Cut the plastic strips same size, slapped glue on one piece. Smooshed ’em together real hard like Kendall described. Left it dry overnight under my old calculus textbook for weight. Next morning, taped one end to my table and hooked a plastic bag to the other end. Started dropping coins into that bag – pennies first, then nickels, quarters clinking away.

  • Heard a weird creaking sound when 17 coins were in – glue was fighting but holding
  • At 23 coins the plastic suddenly peeled apart like a zipper
  • Glue stayed lumpy on one side only – exactly how Kendall drew it

Got hyped and tried superglue next. BIG mistake. That stuff glued the strip to my table! Had to chisel it off with a butter knife while my dog barked at the noise. Noticed how superglue snaps apart clean while school glue stretches like bubblegum. Kendall’s papers talk about that difference – how materials give up the fight differently.

The Lightbulb Moment

After mopping glue off my fingers, I read Kendall’s actual trick: he measured the exact energy needed to peel stuff apart. My coin method was trashy but showed the core idea. When things stick good, you need serious force to split ’em. If bonding’s weak?

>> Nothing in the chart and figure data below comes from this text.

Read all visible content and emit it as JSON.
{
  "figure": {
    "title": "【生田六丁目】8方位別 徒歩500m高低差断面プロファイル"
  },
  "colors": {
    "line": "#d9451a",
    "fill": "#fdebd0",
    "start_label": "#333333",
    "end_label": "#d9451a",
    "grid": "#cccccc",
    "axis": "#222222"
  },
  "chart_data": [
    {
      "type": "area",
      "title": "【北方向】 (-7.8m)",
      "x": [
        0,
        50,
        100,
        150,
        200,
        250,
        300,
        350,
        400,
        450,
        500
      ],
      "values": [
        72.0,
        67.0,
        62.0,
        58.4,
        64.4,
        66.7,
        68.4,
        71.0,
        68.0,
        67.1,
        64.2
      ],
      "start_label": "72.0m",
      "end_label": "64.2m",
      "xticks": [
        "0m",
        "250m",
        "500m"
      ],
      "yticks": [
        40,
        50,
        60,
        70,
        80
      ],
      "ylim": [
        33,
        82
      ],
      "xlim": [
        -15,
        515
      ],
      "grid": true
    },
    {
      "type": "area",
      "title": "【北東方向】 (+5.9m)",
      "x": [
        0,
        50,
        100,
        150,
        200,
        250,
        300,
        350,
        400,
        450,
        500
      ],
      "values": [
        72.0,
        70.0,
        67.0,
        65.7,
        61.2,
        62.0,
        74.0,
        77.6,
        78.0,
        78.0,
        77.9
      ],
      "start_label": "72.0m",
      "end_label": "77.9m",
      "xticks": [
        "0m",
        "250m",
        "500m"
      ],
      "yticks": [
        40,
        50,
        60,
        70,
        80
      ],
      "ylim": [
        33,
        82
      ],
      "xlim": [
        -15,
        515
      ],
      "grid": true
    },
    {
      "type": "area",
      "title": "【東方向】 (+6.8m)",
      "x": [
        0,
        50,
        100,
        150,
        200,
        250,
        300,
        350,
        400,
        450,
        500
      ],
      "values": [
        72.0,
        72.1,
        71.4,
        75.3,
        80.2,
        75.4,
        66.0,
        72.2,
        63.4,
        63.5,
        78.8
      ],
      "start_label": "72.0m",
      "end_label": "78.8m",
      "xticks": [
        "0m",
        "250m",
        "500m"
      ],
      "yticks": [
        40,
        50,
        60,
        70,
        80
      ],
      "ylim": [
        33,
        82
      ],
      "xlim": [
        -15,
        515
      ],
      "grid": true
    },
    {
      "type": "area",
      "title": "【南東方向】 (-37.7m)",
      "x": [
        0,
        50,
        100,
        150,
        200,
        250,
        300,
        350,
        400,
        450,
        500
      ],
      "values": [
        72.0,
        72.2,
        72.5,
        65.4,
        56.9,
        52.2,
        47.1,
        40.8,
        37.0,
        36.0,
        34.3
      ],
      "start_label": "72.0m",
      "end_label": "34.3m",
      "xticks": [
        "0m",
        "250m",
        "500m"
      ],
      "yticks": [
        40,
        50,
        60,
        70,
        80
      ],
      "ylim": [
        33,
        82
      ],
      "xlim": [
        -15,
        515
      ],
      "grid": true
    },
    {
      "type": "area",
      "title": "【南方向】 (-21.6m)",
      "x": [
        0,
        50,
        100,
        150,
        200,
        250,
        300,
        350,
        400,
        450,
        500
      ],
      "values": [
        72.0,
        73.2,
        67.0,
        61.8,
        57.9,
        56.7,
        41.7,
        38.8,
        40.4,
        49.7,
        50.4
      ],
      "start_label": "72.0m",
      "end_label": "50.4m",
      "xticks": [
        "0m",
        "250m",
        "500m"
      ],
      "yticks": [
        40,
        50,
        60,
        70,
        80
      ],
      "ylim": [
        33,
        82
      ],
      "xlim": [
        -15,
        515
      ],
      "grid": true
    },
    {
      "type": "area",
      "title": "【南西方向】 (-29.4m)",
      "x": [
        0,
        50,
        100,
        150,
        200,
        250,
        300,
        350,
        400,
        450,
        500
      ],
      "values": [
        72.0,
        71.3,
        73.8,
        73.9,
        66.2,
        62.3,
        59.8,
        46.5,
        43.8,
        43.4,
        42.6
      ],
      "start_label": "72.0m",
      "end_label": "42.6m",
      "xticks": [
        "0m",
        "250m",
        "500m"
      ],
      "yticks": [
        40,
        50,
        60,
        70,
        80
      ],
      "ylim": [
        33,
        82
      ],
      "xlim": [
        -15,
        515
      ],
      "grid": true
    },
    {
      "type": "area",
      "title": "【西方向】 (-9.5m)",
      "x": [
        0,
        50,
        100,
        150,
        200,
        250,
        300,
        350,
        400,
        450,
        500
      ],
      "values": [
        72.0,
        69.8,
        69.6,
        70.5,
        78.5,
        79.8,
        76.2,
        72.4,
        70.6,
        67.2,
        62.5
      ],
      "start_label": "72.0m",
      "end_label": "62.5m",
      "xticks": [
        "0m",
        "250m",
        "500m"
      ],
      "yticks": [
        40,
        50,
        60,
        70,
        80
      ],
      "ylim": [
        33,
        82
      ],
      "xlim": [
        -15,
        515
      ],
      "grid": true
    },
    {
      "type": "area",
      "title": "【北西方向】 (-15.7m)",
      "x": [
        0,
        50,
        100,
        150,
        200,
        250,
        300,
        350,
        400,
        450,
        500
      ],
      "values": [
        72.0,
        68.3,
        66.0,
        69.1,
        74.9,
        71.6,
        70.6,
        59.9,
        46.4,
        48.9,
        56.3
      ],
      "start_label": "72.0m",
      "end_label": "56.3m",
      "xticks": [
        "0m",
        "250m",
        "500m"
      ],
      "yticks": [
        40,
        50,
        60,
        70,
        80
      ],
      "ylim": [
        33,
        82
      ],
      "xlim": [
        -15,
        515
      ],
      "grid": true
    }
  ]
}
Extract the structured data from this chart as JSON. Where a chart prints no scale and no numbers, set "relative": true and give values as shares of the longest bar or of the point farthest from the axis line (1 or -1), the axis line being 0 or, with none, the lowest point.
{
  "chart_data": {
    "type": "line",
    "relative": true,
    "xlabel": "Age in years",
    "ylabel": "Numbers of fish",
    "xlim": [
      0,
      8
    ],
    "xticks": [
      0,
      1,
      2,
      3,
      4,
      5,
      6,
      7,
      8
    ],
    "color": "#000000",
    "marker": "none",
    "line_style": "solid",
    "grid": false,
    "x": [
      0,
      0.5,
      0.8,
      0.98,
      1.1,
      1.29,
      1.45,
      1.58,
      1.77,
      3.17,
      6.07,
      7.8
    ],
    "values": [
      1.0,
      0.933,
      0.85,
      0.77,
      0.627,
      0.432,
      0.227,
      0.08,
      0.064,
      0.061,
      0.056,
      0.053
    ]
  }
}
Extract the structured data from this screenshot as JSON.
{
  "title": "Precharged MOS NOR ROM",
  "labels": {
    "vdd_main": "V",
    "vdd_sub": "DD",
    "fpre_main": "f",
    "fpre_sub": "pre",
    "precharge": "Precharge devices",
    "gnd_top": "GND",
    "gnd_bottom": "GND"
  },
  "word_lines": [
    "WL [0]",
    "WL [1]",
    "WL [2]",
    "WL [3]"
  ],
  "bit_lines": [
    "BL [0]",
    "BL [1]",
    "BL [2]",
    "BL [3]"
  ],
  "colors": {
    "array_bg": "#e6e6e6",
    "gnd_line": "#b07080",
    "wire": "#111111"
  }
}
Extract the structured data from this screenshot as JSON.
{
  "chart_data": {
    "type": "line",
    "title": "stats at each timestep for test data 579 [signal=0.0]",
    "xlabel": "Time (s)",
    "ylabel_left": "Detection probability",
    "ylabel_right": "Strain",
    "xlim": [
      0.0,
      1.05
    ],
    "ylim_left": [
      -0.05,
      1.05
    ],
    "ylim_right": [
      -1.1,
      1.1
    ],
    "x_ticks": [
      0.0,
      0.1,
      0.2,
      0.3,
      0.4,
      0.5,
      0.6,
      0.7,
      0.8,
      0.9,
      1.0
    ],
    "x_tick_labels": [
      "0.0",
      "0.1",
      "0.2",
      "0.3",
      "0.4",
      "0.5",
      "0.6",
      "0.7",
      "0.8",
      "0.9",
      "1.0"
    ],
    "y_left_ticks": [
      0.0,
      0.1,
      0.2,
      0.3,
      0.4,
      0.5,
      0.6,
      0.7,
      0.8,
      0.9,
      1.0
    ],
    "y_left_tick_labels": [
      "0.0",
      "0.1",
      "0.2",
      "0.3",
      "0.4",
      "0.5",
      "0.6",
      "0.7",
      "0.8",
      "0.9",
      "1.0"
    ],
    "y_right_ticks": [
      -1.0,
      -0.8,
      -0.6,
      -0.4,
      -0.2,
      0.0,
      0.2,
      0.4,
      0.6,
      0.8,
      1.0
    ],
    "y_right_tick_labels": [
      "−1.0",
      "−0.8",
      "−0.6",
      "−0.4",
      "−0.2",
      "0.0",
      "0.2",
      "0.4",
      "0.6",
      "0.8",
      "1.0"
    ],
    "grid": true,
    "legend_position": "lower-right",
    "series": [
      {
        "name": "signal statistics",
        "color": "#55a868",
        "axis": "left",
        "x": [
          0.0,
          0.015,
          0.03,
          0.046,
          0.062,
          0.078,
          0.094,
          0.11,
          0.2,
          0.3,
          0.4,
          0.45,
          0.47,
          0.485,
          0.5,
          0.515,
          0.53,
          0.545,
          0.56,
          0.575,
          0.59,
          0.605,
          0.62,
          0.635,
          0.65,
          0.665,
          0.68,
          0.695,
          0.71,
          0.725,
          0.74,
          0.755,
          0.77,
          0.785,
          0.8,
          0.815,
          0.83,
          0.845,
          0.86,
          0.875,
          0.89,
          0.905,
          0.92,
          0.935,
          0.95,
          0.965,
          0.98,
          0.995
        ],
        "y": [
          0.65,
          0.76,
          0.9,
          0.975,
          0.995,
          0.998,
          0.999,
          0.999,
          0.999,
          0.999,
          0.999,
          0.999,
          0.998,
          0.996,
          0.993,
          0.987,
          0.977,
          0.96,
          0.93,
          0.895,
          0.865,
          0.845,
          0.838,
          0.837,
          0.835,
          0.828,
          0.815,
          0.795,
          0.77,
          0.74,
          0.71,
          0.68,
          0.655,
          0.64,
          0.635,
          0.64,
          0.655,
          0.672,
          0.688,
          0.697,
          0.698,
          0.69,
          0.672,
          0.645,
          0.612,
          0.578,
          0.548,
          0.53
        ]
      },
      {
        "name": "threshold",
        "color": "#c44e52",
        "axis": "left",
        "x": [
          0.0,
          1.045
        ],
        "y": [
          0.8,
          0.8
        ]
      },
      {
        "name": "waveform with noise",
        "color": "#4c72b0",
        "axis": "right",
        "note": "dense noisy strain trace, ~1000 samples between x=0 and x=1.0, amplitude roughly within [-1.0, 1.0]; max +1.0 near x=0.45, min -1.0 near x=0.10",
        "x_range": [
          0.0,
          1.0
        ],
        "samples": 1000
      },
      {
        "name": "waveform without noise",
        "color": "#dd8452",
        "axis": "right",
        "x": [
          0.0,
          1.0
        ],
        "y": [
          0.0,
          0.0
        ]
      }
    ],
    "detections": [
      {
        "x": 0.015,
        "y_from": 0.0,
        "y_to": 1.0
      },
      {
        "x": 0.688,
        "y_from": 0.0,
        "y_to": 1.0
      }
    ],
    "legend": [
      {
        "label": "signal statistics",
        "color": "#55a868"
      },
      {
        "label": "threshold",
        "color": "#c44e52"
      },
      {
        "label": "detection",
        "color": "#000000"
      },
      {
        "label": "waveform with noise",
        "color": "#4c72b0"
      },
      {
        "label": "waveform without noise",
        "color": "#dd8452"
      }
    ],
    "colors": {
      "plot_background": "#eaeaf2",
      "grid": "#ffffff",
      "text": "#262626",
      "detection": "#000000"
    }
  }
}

Comes apart smooth like greased tape.

What did Kevin Kendall discover? Key facts on adhesion science explained.

Tried it on cardboard strips later. Boring result – the paper tore before glue failed! But proved Kendall’s other point: adhesion depends what you’re sticking together. Like how band-aids hurt ripping off hairy arms versus baby skin.

Spilled glue everywhere when my cat jumped up, but hey – Kendall probably had messy labs too. That’s science in real life.